Création d’un atelier de réparation de vélos à assistance électrique à l’ESAT du Brezet géré par l'ADAPEI 63
Entretien avec Jean Marc BERNARD, directeur et Christophe CHABANNE, chef d’atelier
L’Esat du Brezet accueille 171 personnes au sein de ses 2 sites implantés sur la commune de Clermont-Ferrand (Puy-de-Dôme). Depuis sa création en 1968, les équipes ont développé des savoir-faire dans de nombreux domaines d’activités : menuiserie, mécano-soudure, prestations administratives, couture industrielle, etc.
Vous avez débuté en septembre 2016 une activité de réparation de vélos à assistance électrique pour le groupe La Poste. Pouvez-vous me dire comment a démarré cette activité ?
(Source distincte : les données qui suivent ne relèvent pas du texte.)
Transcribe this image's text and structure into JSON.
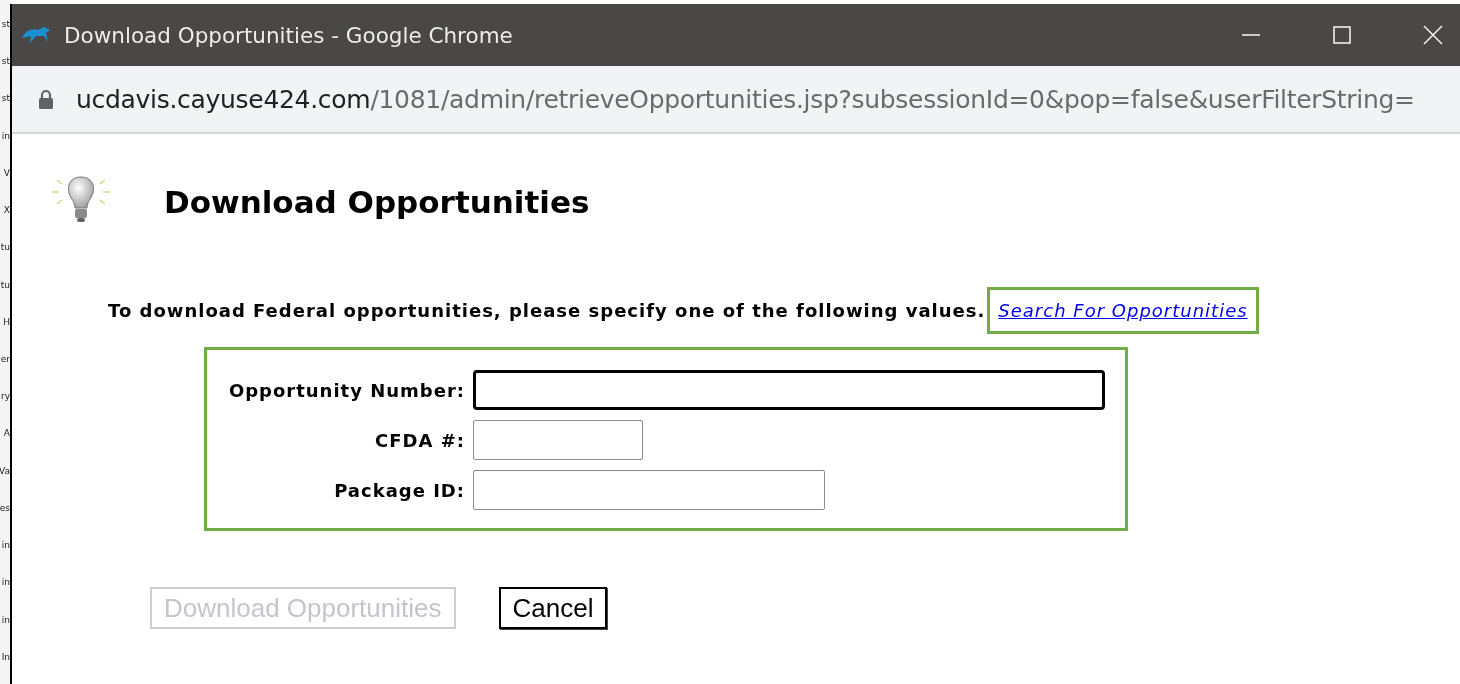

Cela fait plusieurs années que La Poste a initié le développement de son parc de vélos à assistance électrique et a engagé des relations avec le secteur du travail protégé et adapté (STPA) pour assurer leur maintenance. Un ESAT intervenait déjà sur cette prestation dans le sud de la France lorsque La Poste nous a sollicités pour savoir si nous pouvions répondre sur notre territoire. Disposant d'un atelier mécanique où nous avons développé un bon niveau de savoir-faire, nous avons répondu positivement.
Proposiez-vous déjà cette prestation ?
Pas du tout, c’est une activité que nous avons créée. Nous avons joué la carte de la transparence avec La Poste et nous nous sommes engagés à former notre équipe.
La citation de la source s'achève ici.